Читаем Придурок полностью

— Это неважно, важно другое, что у человека с таким именем не может быть иной судьбы.

— И Макар Девушкин обречен, — это уже я влез в их разговор.

— А как вам такая характеристика, как «коллежский асессор»? Член коллегии министерства — это одно, это уважаемо, а коллежский асессор — это что-то мелкое, забитое существо какое-то.

— Послушайте, мы же с темы сдвинулись, коллежский асессор — да, это судьба, но мы говорили об имени. Что в реальных именах? Вот все эти нети, марики, толи, что за ними стоит? — Я попробовал нас на звучание.

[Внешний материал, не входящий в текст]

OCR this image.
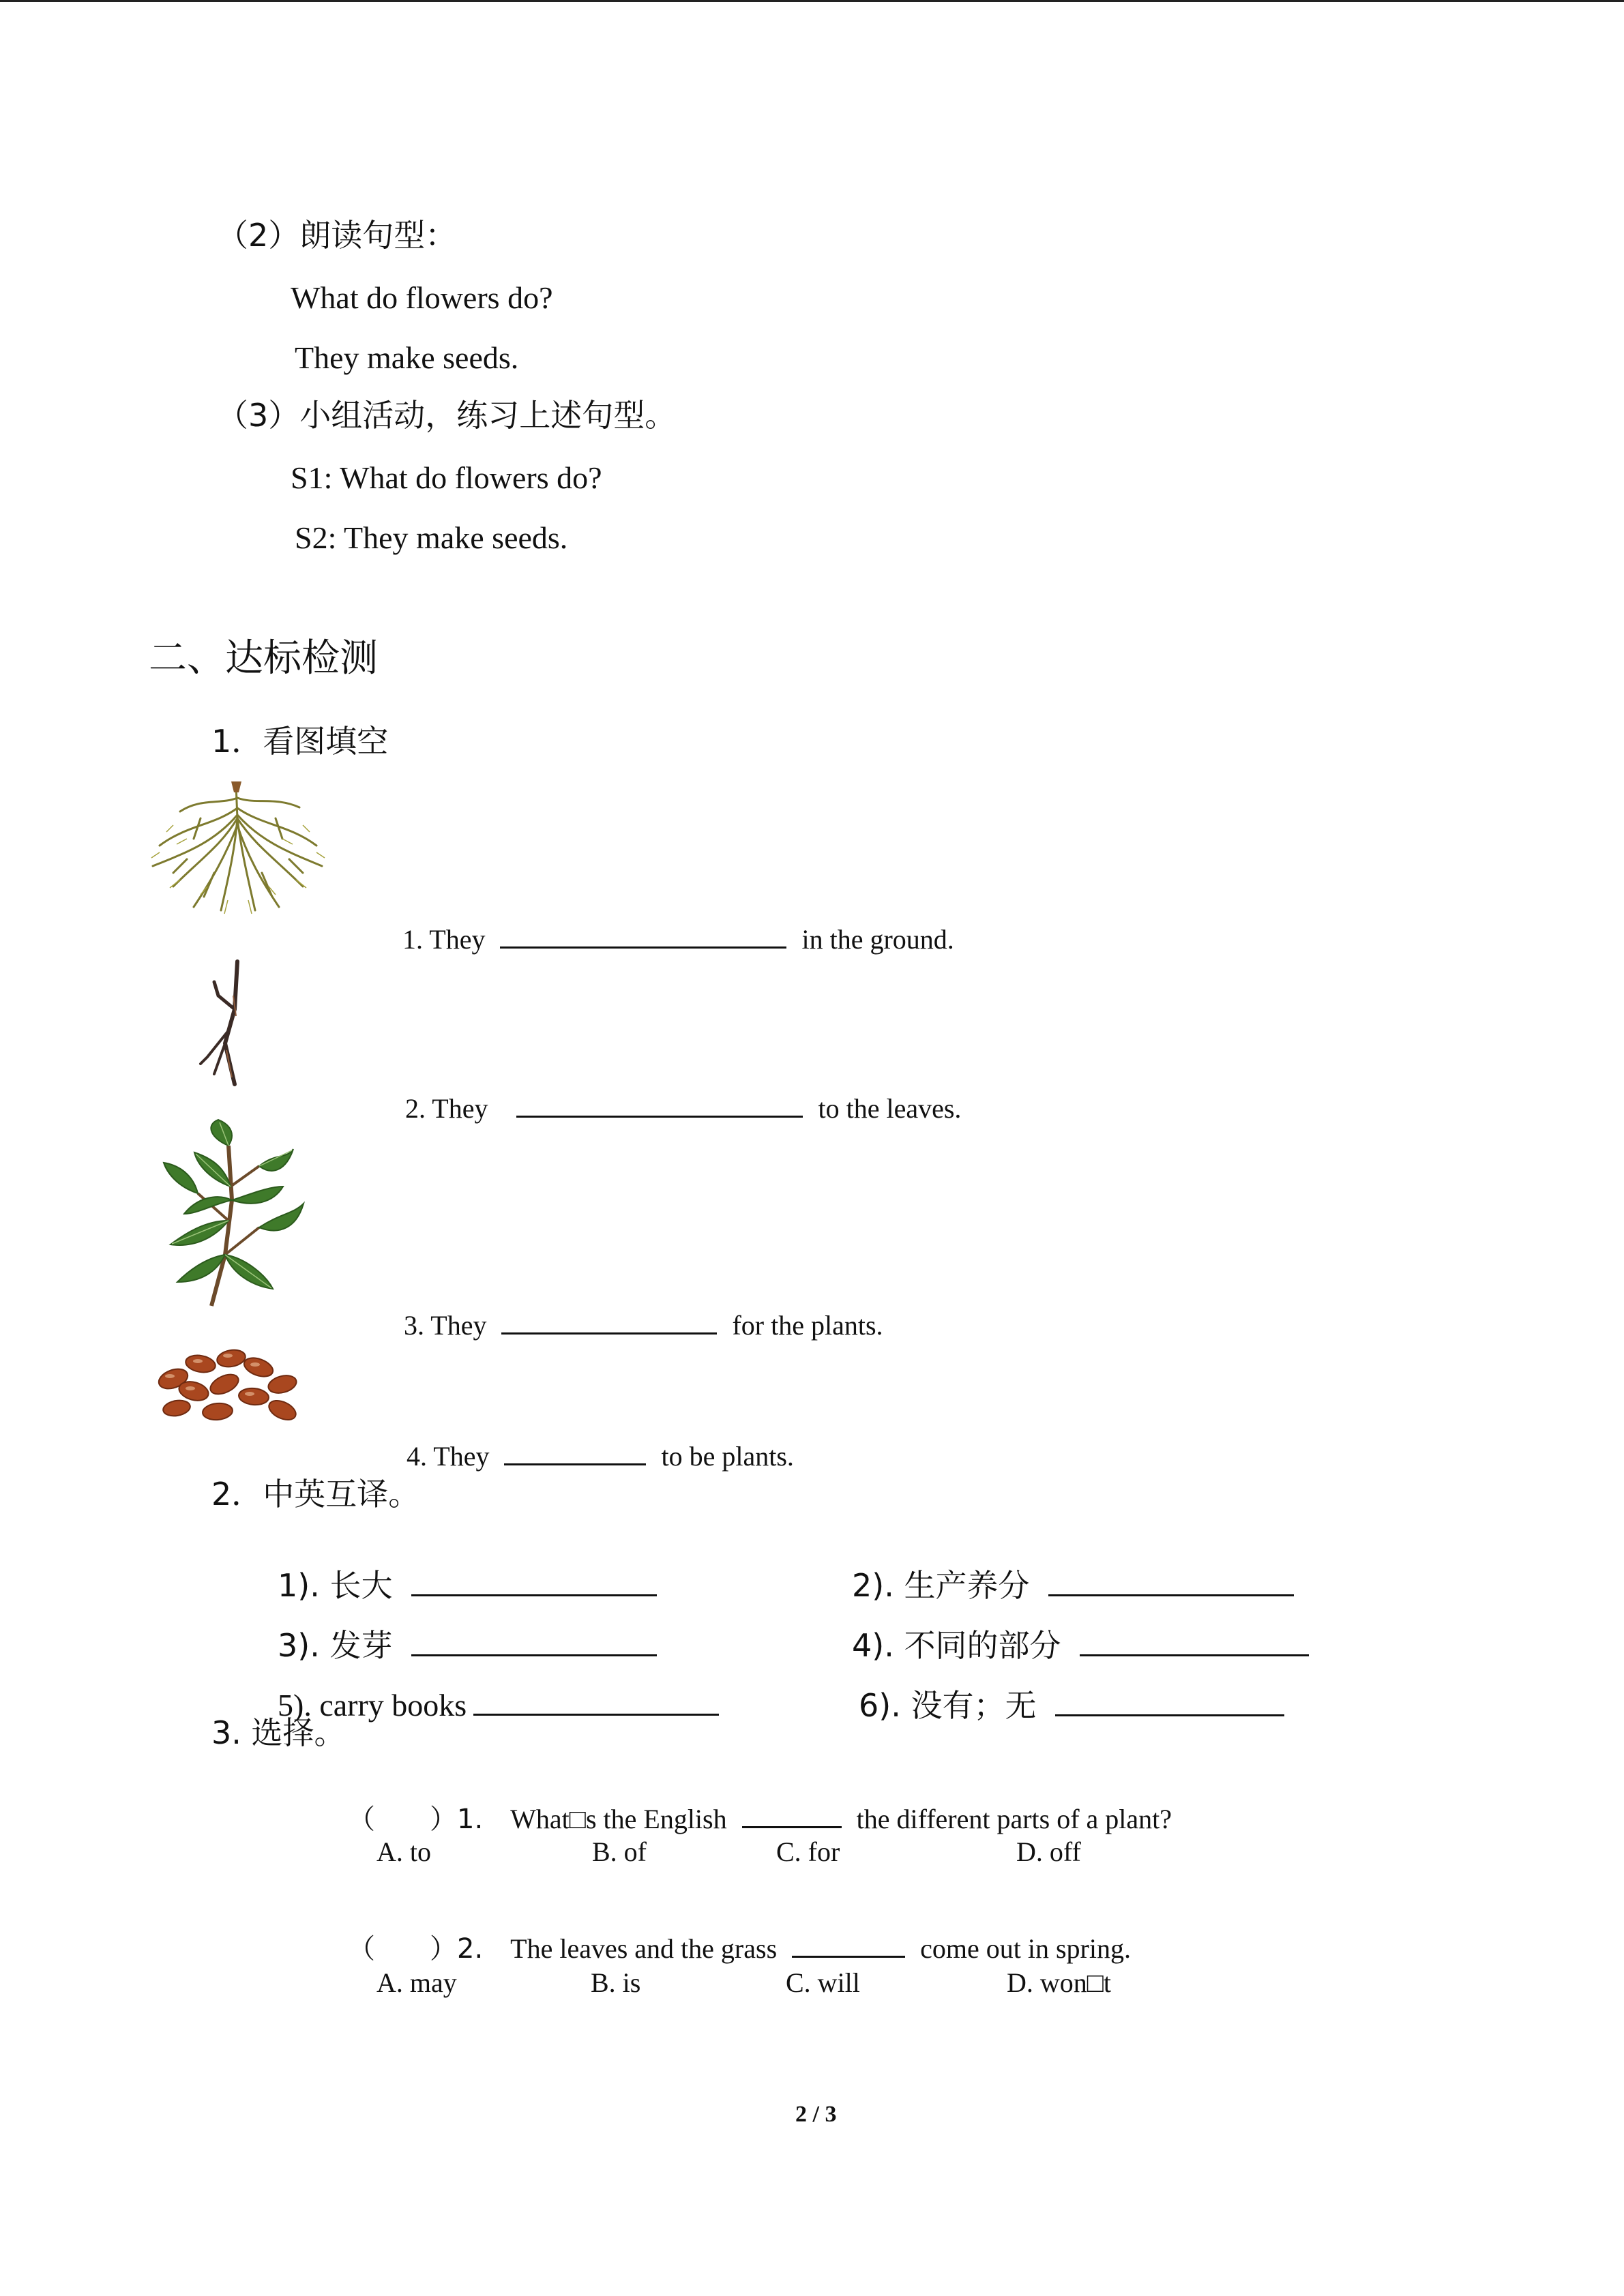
（2）朗读句型：
What do flowers do?
They make seeds.
（3）小组活动，练习上述句型。
S1: What do flowers do?
S2: They make seeds.
二、达标检测
1．看图填空

1. They	in the ground.

2. They	to the leaves.

3. They	for the plants.

4. They	to be plants.

2．中英互译。

1). 长大	2). 生产养分

3). 发芽	4). 不同的部分

5). carry books	6). 没有；无

3. 选择。

（　　）1. What□s the English	the different parts of a plant?

A. to	B. of	C. for	D. off

（　　）2. The leaves and the grass	come out in spring.

A. may	B. is	C. will	D. won□t
2 / 3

Больше всего мне понравился Петр.

— Почему Петр?

— В нем есть твердость звука Р. Этот раскат, вы слышите? Он где-то здесь, — я показал на грудь, — где-то здесь, в душе, вибрацию создает. Петр должен быть человеком с сильным характером, — сказал я.

— Это сомнительно, — неуверенно сказал Петр.

— А Бодуэнде Куртенэ…Он кто?

— Бодуэн? — переспросил Марик, и было видно, что он ничего не понимает с этим Бодуэном. — Он профессор Казанского университета, основоположник ленинградской филологической школы. Был…

— Марк, ты слишком много знаешь, и твои знания тебе не дают нормально все воспринимать. — Глаза Петра смеются, но лицо было в этот момент якобы печально. — В нашей парадигме, — многозначительно говорит он.

— Да, я думаю, что Бодуэн плавал капитаном на фрегате. Вернее всего, это был французский королевский фрегат. Если бы в его имени не было этого дурацкого еде», то был бы он определенно капитаном у пиратов, как капитан Блад или Лагранж?..

— Какой Лагранж? — все еще не понимал Марик, но уже видел наше скрытое веселье.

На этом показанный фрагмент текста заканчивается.